Anyone who’s seen The Wicker Man – or even last year’s Midsommar – will have a sense of where this is all leading, but Barrett and Kelly refuse to acknowledge they’re working in a well-established genre … and that’s sort of the problem with The Third Day: it’s all about dropping the audience into a richly realized world, but it doesn’t have a plan for what to do if the audience recognizes said world and figures out the answers to its not terribly complex mysteries in advance of the protagonists.
The show just trudges alongside the leads as they flail his way through each new weird encounter; Law and Harris are audience surrogates, stumbling into this exchange or that confrontation, trying to understand what’s happening around them as things get darker and darker. This is not just literally but textually accurate: everyone keeps muttering about “the darkness” in low tones. (I’ve watched five episodes of The Third Day and still don’t know what that means.)
Even as Barrett and Kelly condescend to their material, using artful cinematography and an atonal score to indicate the ways in which they’re elevating the grindhouse narrative, the actors do their best: Law throws himself into the raw panic of a man whose world is spinning out of his grasp, while Paddy Considine and Emily Watson have a lot of fun as an enigmatic couple who run Osea’s pub and Katherine Waterston offers an interesting distraction as an American historian who turns up to interpret the island’s voluminous backstory.

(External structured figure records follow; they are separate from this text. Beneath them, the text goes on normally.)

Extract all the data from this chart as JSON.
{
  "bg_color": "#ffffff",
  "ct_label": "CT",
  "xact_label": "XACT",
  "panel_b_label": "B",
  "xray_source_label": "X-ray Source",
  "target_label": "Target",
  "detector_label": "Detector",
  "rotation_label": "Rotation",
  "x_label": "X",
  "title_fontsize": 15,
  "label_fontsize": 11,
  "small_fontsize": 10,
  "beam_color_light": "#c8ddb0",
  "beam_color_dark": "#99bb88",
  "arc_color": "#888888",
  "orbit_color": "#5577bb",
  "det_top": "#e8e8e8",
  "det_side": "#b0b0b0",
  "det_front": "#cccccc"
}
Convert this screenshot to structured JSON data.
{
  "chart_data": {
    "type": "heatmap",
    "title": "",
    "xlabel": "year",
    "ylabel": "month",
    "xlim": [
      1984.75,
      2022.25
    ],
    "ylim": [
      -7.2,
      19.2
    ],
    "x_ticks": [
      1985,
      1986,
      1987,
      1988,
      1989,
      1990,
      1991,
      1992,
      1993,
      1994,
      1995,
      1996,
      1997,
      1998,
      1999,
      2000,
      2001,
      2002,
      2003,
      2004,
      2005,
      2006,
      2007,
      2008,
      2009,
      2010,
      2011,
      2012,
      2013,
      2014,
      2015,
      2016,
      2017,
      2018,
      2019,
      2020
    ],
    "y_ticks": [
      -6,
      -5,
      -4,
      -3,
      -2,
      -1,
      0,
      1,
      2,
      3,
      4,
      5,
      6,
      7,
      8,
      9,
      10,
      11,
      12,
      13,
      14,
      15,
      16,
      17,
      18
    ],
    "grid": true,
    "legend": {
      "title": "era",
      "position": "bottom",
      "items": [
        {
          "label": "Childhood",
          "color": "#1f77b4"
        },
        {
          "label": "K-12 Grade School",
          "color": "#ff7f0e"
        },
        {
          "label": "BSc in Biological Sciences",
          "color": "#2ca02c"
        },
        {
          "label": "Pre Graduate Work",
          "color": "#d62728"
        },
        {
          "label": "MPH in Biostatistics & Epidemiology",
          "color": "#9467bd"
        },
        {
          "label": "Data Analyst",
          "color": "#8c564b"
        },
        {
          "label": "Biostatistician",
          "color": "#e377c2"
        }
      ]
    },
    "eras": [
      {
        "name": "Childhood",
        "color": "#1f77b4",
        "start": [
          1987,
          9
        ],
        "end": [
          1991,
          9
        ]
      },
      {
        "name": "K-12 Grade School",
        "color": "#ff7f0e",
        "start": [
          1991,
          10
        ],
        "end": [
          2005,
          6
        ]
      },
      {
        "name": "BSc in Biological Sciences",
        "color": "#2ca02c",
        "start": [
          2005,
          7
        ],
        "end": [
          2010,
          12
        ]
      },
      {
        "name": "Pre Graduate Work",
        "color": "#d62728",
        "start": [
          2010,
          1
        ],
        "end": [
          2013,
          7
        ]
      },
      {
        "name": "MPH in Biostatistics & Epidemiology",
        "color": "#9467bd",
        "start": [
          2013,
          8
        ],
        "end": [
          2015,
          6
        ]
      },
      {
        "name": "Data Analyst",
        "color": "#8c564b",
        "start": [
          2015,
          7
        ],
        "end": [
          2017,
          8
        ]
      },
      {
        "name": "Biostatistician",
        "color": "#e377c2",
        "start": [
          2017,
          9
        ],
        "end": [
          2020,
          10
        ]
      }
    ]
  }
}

A number of these people will reappear in Harris’s section, and the change in perspective – combined with things we’ve already seen – informs the cast’s performances in an intriguing way. (Even if, again, the whole thing is total bollocks.)
And yet I enjoyed watching The Third Day even as I grew less and less invested in what was happening in it; it’s a puzzle box where the box is so beautifully constructed that you just wind up marvelling at the work that went into it. And really, who cares what’s inside? It’s probably just a mint or something.
Anyway, it’ll be really fun to watch late at night.